Time for a Change in This Town (April 24, 1982)

 My inspiration for this offbeat story came from the goofy photos that photographer Chuck Blake took every year to remind readers to turn their clocks back or ahead, according to the season: pushing back a sundial, or the town clock at Second Congregational Church,  for example. My idea was to look in the atlas  for a town that sat right on the dividing line. Once I began calling people, townsfolk began telling me I was becoming the talk of this little town so people were even expecting my call. Then came their mailed invitation to attend the town’s centennial celebration.

 ORA, Ind. – There’s standard time, and there’s daylight savings time.

Here you can have it both ways.

This unincorporated town on state Route 35, with a population of maybe 180, is part in Starke County and part in Pulaski (That “ski” is pronounced “sky.”)

The most confusing aspect of this town – although folks in Ora may not all agree on this either— is that it’s in two different time zones.

(And you’ thought Shelburne Falls’ boundaries were confusing.)

Come Sunday at 2 a.m., Ora – in fact all of Indiana — will come together for the first time since last Oct. 25. Then next October, when millions of people across America turn their clocks back, it will again become a tale of two time zones in Ora.

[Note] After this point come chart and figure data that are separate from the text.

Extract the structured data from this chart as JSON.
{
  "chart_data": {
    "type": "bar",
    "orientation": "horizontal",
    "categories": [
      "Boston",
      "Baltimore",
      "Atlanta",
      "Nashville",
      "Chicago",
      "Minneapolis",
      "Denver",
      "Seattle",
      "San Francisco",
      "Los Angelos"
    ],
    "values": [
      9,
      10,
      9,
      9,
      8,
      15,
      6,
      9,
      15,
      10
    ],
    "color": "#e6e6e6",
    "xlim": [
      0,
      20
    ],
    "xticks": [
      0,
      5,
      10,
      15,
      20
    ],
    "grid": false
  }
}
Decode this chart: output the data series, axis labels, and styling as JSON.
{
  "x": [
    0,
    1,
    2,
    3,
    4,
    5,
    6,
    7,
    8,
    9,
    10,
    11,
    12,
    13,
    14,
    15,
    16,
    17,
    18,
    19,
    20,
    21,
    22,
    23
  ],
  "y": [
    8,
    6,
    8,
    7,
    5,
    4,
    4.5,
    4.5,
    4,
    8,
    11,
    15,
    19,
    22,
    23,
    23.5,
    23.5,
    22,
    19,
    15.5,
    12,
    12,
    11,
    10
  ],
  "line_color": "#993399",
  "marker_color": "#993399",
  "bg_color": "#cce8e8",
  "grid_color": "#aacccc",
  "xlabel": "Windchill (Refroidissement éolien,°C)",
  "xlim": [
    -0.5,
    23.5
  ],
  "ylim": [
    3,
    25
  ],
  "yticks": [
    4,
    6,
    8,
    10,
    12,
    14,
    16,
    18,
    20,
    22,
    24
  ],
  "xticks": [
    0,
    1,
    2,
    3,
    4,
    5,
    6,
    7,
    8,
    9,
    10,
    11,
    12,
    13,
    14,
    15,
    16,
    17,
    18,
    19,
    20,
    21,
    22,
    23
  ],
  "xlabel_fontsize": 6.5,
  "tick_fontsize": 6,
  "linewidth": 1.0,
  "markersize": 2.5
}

In all, 17 Indiana counties align themselves with Central Standard Time: primarily those in the extreme northwest within metropolitan Chicago and the extreme southwest, around Evansville.

Sunday, they turn their clocks an hour ahead to Central Daylight Savings Time, joining the rest of the state, which remains in Eastern Standard Time year-round.

Fall and winter, most of Indiana and half of Ora aligns itself with its neighbors to the east. Spring and summer, all of Indiana unites, but in synchronization with abutters to the west.

“When I was a kid growing up in the ’50s, it was really confusing,” said Jean Weimer, director of the Indiana Division of the state library in Indianapolis. “One year, they’d change to daylight time and summer. How often I wished they would the next year they wouldn’t. There were fights between the state legislature and the federal government. For a few years, we were switching time zones every summer. How I wished they would put Indiana in one zone or the other completely. We’re just sort of caught.”

But compared to Ora, Ms. Weimer has it easy in the state capital, about 100 miles southeast of the little town time forgot.

After all, half of Ora is in one of 17 Indiana counties that swing west on “slow” (Central) time; the Pulaski County half swings with the rest of the state and “fast” (Eastern) time.

Because it’s unincorporated, there’s no town hall or town clock to deal with in Ora.

The Tippecanoe River slices through Ora, but doesn’t establish county boundaries. It just rolls along, perhaps oblivious to the town which doesn’t even plan to observe its own centennial this summer … a town which residents say lost its zip after the pickle factory and other firms closed down.

“It is kind of teeny- weeny,” said Richard Thompson, postmaster in the town of Monterey, five miles from Ora in Pulaski County. Some of his motor route patrons are in Ora.

“It’s only four or five miles west of me and it’s only 1:00 over there when it’s 2:00 here. You just remember when you climb in your car that there’s going to be an hour’s difference.”

To Kenneth Mahler, who cleans boilers and furnaces, “It’s a very messed up affair” in “a small little one-horse town.”

“We keep our clocks to correspond to where we work. Most people know we’ve got two different time zones here.” Without keeping two clocks side by side in their houses, and without a pair of watches on their wrists, Ora folks keep punctual, either on “fast” time or on “slow” time.

“If you’re supposed to meet someone, you just make sure you keep straight in your head to meet them “on their time, whichever time they may be on.”

But imagine if you work up north, up in Knox, and your spouse works down in Winamac. How do you keep your clocks then? Or maybe your kids go to school in Monterey, but you work up in Plymouth? Then, said Donna Wallers, who with her husband runs Walters’ (grocery) Store, it does become a mess.

“They’re going in every which direction,” she said.

“Someday, we’ll all be back on the same time.” But if some people here mark their time “fast,” and others mark it “slow,” Richard Thompson is unfazed by it.

“Some of’ ’em are … some of ’em aren’t,” said Thompson, whose bait shop he claims to be “the best one in northern Indiana.” Whether it’s Central, Daylight Savings, Eastern, Mountain, Pacific or whatever, “It don’t make no difference to us,” Thompson said.

“We’re all low-geared here. We don’t care about clocks.”